Self-service for customer support presents both an opportunity and a challenge for companies today. As an opportunity, self-service provides the means of minimizing the number of routine queries that chew up agent resources while also driving up customer satisfaction with quick-and-easy problem resolution, among other gains. But this presumes that self-service is done well—and therein lies the challenge.
As Metrigy has found in its AI for Business Success: 2024-25 global research study of nearly 700 companies, 49.2% of customer interactions start in a self-service channel today. Of those, 46.3% then require live agent assistance via voice and 38.6% require the same via text. While reasons for not being able to contain an interaction to self-service will vary from instance to instance, a less-than-stellar knowledge management environment may well be a common culprit.
A strong knowledge management discipline, including keeping the knowledge management platform (KMS) used for self-service up to snuff, is crucial for customer experience (CX) today—and all the more so with the use of artificial intelligence (AI), including generative AI. For companies supporting self-service customer interactions, a knowledge management platform provides the tools needed for creating, editing, storing, organizing, and sharing information—FAQs, images, videos, diagrams, and forms—served up in this channel. Customer-facing bots tap into the knowledge store as well, grabbing the information customers need to complete their engagement journey within self-service rather than escalating to live agent.

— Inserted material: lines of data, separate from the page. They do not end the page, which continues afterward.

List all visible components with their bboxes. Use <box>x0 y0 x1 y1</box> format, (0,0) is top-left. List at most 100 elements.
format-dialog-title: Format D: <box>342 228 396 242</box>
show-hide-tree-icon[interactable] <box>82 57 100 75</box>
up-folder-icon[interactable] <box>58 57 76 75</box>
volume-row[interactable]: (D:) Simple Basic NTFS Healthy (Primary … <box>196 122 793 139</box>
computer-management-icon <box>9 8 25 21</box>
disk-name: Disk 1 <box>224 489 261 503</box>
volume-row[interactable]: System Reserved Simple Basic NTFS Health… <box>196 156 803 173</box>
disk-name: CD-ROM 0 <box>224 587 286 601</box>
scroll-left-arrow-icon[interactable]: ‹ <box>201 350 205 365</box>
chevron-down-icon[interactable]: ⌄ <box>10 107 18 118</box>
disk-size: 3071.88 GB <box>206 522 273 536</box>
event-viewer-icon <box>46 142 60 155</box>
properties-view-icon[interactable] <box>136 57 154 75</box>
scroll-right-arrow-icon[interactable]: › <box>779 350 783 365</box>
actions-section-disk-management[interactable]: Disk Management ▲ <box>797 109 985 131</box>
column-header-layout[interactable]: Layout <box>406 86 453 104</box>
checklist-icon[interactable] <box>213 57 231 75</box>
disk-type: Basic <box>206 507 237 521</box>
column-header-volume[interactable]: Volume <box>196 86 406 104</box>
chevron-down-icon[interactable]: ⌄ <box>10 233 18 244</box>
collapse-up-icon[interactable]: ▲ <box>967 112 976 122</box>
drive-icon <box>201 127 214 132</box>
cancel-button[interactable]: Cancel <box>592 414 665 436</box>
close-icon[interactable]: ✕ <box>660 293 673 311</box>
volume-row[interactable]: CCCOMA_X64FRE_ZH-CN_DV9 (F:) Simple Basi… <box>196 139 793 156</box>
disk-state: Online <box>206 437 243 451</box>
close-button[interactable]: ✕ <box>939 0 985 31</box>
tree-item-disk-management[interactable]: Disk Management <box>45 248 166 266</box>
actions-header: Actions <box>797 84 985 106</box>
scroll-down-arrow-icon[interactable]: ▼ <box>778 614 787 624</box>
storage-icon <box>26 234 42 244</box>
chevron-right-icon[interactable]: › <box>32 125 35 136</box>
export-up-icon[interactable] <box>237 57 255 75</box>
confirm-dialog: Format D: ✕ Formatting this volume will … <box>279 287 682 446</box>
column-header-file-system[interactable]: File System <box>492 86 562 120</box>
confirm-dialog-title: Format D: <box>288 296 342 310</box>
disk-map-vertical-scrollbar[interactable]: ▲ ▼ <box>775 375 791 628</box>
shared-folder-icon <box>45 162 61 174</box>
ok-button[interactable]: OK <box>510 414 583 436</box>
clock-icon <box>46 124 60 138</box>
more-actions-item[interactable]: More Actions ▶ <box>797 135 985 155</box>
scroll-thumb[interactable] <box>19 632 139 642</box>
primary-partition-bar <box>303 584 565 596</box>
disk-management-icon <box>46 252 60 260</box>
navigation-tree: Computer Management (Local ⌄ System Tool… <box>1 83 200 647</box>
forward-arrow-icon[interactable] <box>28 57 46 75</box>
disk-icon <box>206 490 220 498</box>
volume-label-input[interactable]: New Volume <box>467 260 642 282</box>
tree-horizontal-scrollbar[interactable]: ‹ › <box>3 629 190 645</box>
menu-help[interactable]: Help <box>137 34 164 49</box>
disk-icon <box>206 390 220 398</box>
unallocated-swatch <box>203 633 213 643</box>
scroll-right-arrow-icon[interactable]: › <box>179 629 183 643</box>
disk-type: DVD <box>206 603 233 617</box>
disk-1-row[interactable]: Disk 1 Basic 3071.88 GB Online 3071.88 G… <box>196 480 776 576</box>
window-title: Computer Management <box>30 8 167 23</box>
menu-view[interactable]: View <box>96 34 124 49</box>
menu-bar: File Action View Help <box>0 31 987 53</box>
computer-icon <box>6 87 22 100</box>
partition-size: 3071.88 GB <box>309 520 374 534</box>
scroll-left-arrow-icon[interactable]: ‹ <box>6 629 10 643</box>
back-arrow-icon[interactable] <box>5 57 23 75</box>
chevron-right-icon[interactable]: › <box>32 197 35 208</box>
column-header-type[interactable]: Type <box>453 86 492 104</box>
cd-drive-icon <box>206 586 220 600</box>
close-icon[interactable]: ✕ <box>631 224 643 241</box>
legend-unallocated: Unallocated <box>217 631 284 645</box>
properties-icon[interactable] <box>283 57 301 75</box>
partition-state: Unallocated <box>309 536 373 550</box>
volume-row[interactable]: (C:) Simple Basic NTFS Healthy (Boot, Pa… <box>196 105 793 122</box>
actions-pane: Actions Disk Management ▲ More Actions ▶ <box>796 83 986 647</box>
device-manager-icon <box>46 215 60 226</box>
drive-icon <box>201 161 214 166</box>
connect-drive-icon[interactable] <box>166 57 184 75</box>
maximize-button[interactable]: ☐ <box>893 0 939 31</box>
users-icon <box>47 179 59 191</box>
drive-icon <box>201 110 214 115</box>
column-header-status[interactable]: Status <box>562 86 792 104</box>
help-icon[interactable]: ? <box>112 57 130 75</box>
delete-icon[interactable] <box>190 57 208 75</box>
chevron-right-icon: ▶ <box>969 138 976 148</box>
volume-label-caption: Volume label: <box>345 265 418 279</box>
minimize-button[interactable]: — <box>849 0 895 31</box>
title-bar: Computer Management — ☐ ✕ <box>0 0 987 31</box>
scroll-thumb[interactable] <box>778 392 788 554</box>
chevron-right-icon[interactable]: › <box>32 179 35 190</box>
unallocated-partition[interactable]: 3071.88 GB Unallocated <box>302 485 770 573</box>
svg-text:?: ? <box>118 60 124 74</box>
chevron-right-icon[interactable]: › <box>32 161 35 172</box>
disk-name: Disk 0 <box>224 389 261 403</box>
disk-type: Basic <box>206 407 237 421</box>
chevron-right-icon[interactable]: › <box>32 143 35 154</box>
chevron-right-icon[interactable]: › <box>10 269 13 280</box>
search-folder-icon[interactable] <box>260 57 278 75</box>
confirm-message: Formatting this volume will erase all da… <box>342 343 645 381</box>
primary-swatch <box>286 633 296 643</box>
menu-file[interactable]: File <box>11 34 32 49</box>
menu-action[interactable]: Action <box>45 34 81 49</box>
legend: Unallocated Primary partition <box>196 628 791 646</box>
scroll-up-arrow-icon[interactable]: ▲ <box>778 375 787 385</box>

Nonetheless, only half of the 1,566 companies Metrigy studied for its global Customer Experience MetriCast 2024 buyer-side market forecast study are currently using a self-service knowledge management platform. And there’s no guarantee that the knowledge management platforms in use are proving of real value. Of the companies in the AI for Business Success study, most say that they need to upgrade their knowledge management platform but haven’t yet done so (22.2%) or that they’re still working on an upgrade (32.3%). Even the 30.2% of companies that say they’ve already upgraded their platforms may not be truly well-situated, given the rapidly evolving state of AI technology for CX today.
As companies seek out new knowledge management platforms or work on upgrading their existing platforms, they must do so with the goal of meeting success metrics such as knowledge management’s effect on resolving issues in self-service, percent of self-service cases resolved, and customer satisfaction (CSAT) improvements. These are the three knowledge management-related metrics that Metrigy studied as part of its CX MetriCast research, in which we analyzed the differences between successful and non-successful companies as determined based on measured improvements in select CX metrics.
Looking at the successful customers of the 15 self-service knowledge management vendors we assessed as part of our CX MetriStar Award program, Metrigy found:
- 64.7% measure the link between using knowledge management content and self-service resolution
- They’re able to address at least 44.3% of issues completely via self-service channel, rather than requiring escalation to live agent
- Customer satisfaction score, based on a 1 (worse) to 7 (best) rating, is at or greater than 5.3.
Companies also should bear in mind how customers feel about their knowledge management vendors in use. Do they have positive or negative sentiments on critical factors such as reliability and ease of content management? Metrigy can provide a guideline around customer sentiment, too, using scoring gathered in the CX MetriCast study (based on a 1-to-10 rating scale, where 1 = Extremely Poor and 10 = Outstanding). For self-service knowledge management platforms, overall average customer sentiment score is 8.09, with individual provider scores ranging from 7.51 to 8.71.
To remain competitive in CX, and on top of self-service expectations, companies must address any knowledge management shortcomings they might have.